The opposition leader also attempted to draw parallels with his own electoral message: “Their victory is one for hope and unity over dishonesty and division. Millions of Americans of all backgrounds and ages have come together to vote for a better, more optimistic future. . . .Joe Biden and the Democrats have always shared Labour’s values and the links between our two parties remain strong. I am looking forward to building on this and forging an even stronger relationship between the UK and the USA.”
Demetri Sevastopulo and Mamta Badkar
Moments after being elected the 46th president of the United States Joe Biden said he was “honored and humbled by the trust the American people have placed in me” and reiterated his message of unity saying he will “be a President for all Americans”.
“With the campaign over, it’s time to put the anger and the harsh rhetoric behind us and come together as a nation,” Mr Biden said in a statement. “It’s time for America to unite. And to heal. We are the United States of America. And there’s nothing we can’t do, if we do it together.”

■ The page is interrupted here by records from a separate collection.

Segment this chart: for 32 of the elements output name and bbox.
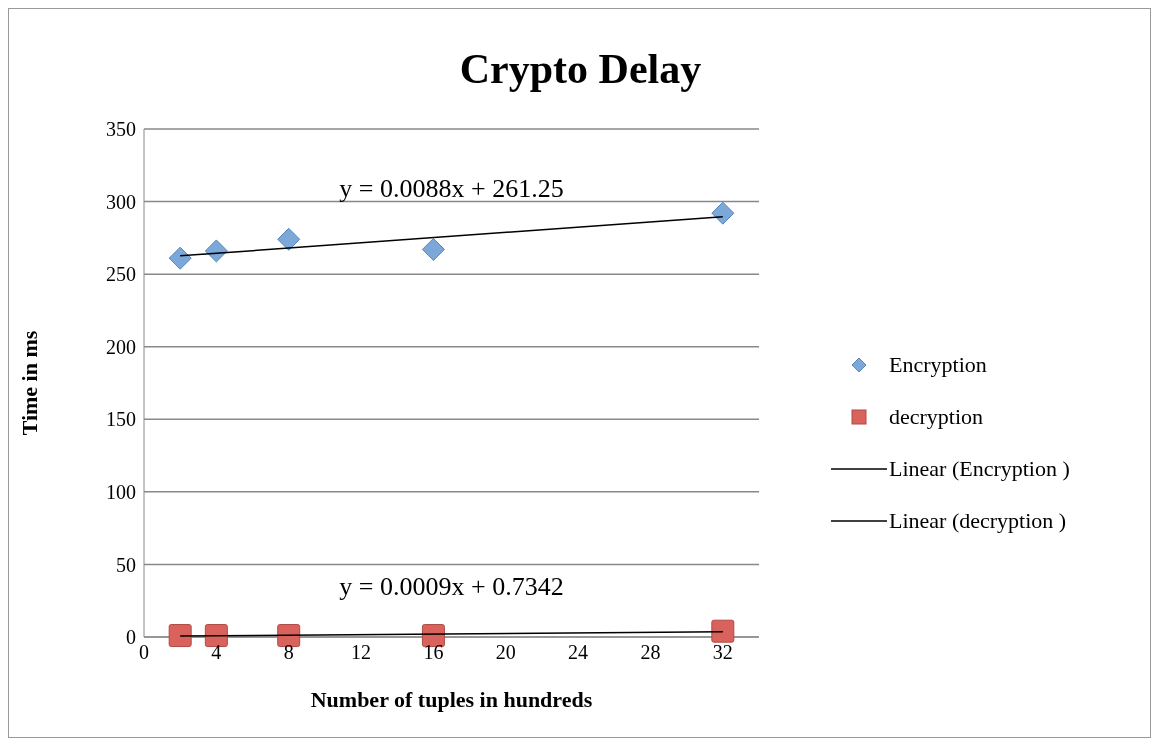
x-tick-label: 16 xyxy=(423,641,444,664)
legend-label: Linear (decryption ) xyxy=(889,508,1067,534)
y-tick-label: 300 xyxy=(106,190,136,213)
x-axis-title: Number of tuples in hundreds xyxy=(310,687,593,712)
chart-title: Crypto Delay xyxy=(458,45,703,93)
annotation: y = 0.0088x + 261.25 xyxy=(339,174,564,204)
y-tick-label: 250 xyxy=(106,263,136,286)
y-tick-label: 350 xyxy=(106,118,136,141)
x-tick-label: 24 xyxy=(568,641,589,664)
point xyxy=(168,624,192,648)
x-tick-label: 8 xyxy=(283,641,294,664)
y-tick-label: 150 xyxy=(106,408,136,431)
y-tick-label: 100 xyxy=(106,480,136,503)
x-tick-label: 4 xyxy=(211,641,222,664)
point xyxy=(204,239,228,263)
x-tick-label: 32 xyxy=(712,641,733,664)
point xyxy=(711,619,735,643)
x-tick-label: 20 xyxy=(495,641,516,664)
x-tick-label: 28 xyxy=(640,641,661,664)
point xyxy=(421,237,445,261)
legend-label: Linear (Encryption ) xyxy=(889,456,1070,482)
legend-label: decryption xyxy=(889,404,984,430)
y-axis-title: Time in ms xyxy=(16,330,42,436)
y-tick-label: 0 xyxy=(126,626,136,649)
legend-label: Encryption xyxy=(889,352,987,378)
x-tick-label: 12 xyxy=(351,641,372,664)
point xyxy=(277,227,301,251)
annotation: y = 0.0009x + 0.7342 xyxy=(339,572,564,602)
point xyxy=(168,246,192,270)
point xyxy=(711,201,735,225)
y-tick-label: 200 xyxy=(106,335,136,358)
y-tick-label: 50 xyxy=(116,553,136,576)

Jennifer O’Malley Dillon, his campaign manager and the first woman to lead a successful presidential bid, told reporters that she was “ecstatic” at the result. “A great day for this county,” she added.
Mr Biden also tweeted the following message, which was accompanied by a video set to ‘America the Beautiful’ by Ray Charles:
Mr Trump rejected the outcome of the election, saying his opponent was “rushing to falsely pose as the winner”. In a statement, Mr Trump said his campaign on Monday would “start prosecuting our case in court to ensure election laws are fully upheld and the rightful winner is seated”.
“It remains shocking that the Biden campaign refuses to agree with this basic principle and wants ballots counted even if they are fraudulent, manufactured, or cast by ineligible or deceased voters,” Mr Trump said, repeating claims from this campaign in recent days that have not been backed up by any solid evidence.
Joe Biden has won the hard-fought battle for Pennsylvania, according to the Associated Press, giving the Democratic nominee enough electoral votes to become the next president of the United States.
Mr Biden’s victory in Pennsylvania came after President Donald Trump’s sizable election day lead was whittled away as the former vice-president scored huge margins of victory in ballots counted in the urban centres of Philadelphia and Pittsburgh over the last 48 hours.
With the Pennsylvania victory, Mr Biden now has 284 electoral votes, well above the 270 needed to win the presidency. Mr Trump’s legal team has challenged the Pennsylvania count in court, however.
The AP declaration that Mr Biden had won the presidency came roughly an hour after Mr Trump arrived at his golf course in Virginia, just across the Potomac river from the White House.
While Democrats were euphoric, some Republicans continued to hold out the possibility that Mr Trump could win. “From the Republican point of view, we’re not convinced it’s over yet,” Rick Santorum, a former Pennsylvania Republican senator said on CNN.